Over nine hundred companies across the globe are currently involved in cell and gene therapy and this has been increasing year on year, making it a high growth, high value market. The rising prevalence of chronic diseases and cancer have been some of the key driving factors of this rapid growth.
Over the past few years there have been significant and promising developments; the first two commercially available CAR T-cell therapy products (Novartis’ Kymriah and Gilead’s Yescarta) were approved in the US and Europe and looking ahead, there are a multitude of therapies in clinical trials expected to be approved in the coming years. It is an industry moving ahead at a blistering pace, but it is not all smooth sailing.
A significant issue with commercializing cell therapy products lies with the manufacturing processes. The diverse and complex nature of cell therapy products, especially autologous, have presented scale-up issues, regulatory concerns and complex logistics. The FDA predict that in the next five years, there will be between 10 and 20 new drug approvals each year in this space and so these issues need to be overcome quickly.
Locations such as the UK are leading the way in addressing these issues and the UK is quickly being recognised as a leading hub for advanced therapy research and development. This is due to a dedicated government level strategy (the Industrial Strategy Challenge Fund has provided funding of over £70 million) but also through a growing manufacturing and development cluster made up of SMEs, large pharma and supply chain companies, innovation agencies, contract manufacturing and development companies, academic institutes and centres of excellence such as Cell and Gene Therapy Catapult. There are leaders in clinical development (Autolus’ CAR T-cell therapy has showed early signs of clinical activities), regulatory development (Orchard Therapeutics received PIM designation by the MHRA) and investment (Adaptimmune announced $61.8 million investment following a public offering).
It is locations such as the UK that will help ensure these new therapies become more affordable, stable and accessible in the future.
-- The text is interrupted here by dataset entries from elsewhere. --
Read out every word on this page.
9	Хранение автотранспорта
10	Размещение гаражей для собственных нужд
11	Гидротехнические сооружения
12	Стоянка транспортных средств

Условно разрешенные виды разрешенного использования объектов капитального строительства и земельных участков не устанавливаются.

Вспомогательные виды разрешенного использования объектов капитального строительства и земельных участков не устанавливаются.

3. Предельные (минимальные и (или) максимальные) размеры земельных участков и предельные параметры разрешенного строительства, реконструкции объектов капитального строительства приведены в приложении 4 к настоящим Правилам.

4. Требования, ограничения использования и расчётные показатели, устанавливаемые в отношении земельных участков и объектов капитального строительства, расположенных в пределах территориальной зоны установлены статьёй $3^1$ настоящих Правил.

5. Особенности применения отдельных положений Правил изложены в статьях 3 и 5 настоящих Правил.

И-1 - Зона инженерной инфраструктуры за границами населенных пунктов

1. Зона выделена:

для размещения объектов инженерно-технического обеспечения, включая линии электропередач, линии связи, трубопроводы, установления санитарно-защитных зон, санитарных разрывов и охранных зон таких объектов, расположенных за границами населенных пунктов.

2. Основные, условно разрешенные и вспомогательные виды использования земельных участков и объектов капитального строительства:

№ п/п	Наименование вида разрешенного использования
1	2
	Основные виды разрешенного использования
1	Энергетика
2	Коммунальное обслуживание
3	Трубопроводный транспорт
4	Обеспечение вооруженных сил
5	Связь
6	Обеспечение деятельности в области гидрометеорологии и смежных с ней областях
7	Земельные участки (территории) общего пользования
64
Looking ahead this year, there are already plans secured for significant facilities expansion throughout the UK (primarily from companies such as Advent BioServices, Cell and Gene Therapy Catapult and Cobra Biologics), with an additional 1500m2 of clean room space (representing an approximate 20% overall increase) scheduled to become active before the end 2019. Since 2017, there has been a 60% increase in the UK’s GMP licensing facilities. This all demonstrates the UK is well positioned to continue strengthening its global position in this complex market.
It is not enough to demonstrate innovation however, if this cannot be translated into bottom line improvements to patient care. The UK finds itself in a particularly strong position when it comes to translation, with the NHS playing a key role. This cell and gene therapy industry requires a highly skilled workforce that starts with healthcare professionals; taking the first samples and then later administering the modified cells back to the patients. The NHS has a critical role and in September 2018, they reached an agreement with Novartis to provide Kymriah. Gilead also reached an agreement with the NHS a month later, representing the first-time adults have access to CAR T-cell therapy on the NHS. The agreement with Gilead was reached very quickly, representing the significant opportunity of collaboration between research-based life science companies and the NHS.
There is real opportunity for the UK to not only improve healthcare outcomes but also drive future economic growth by developing cell and gene therapies on a commercial scale.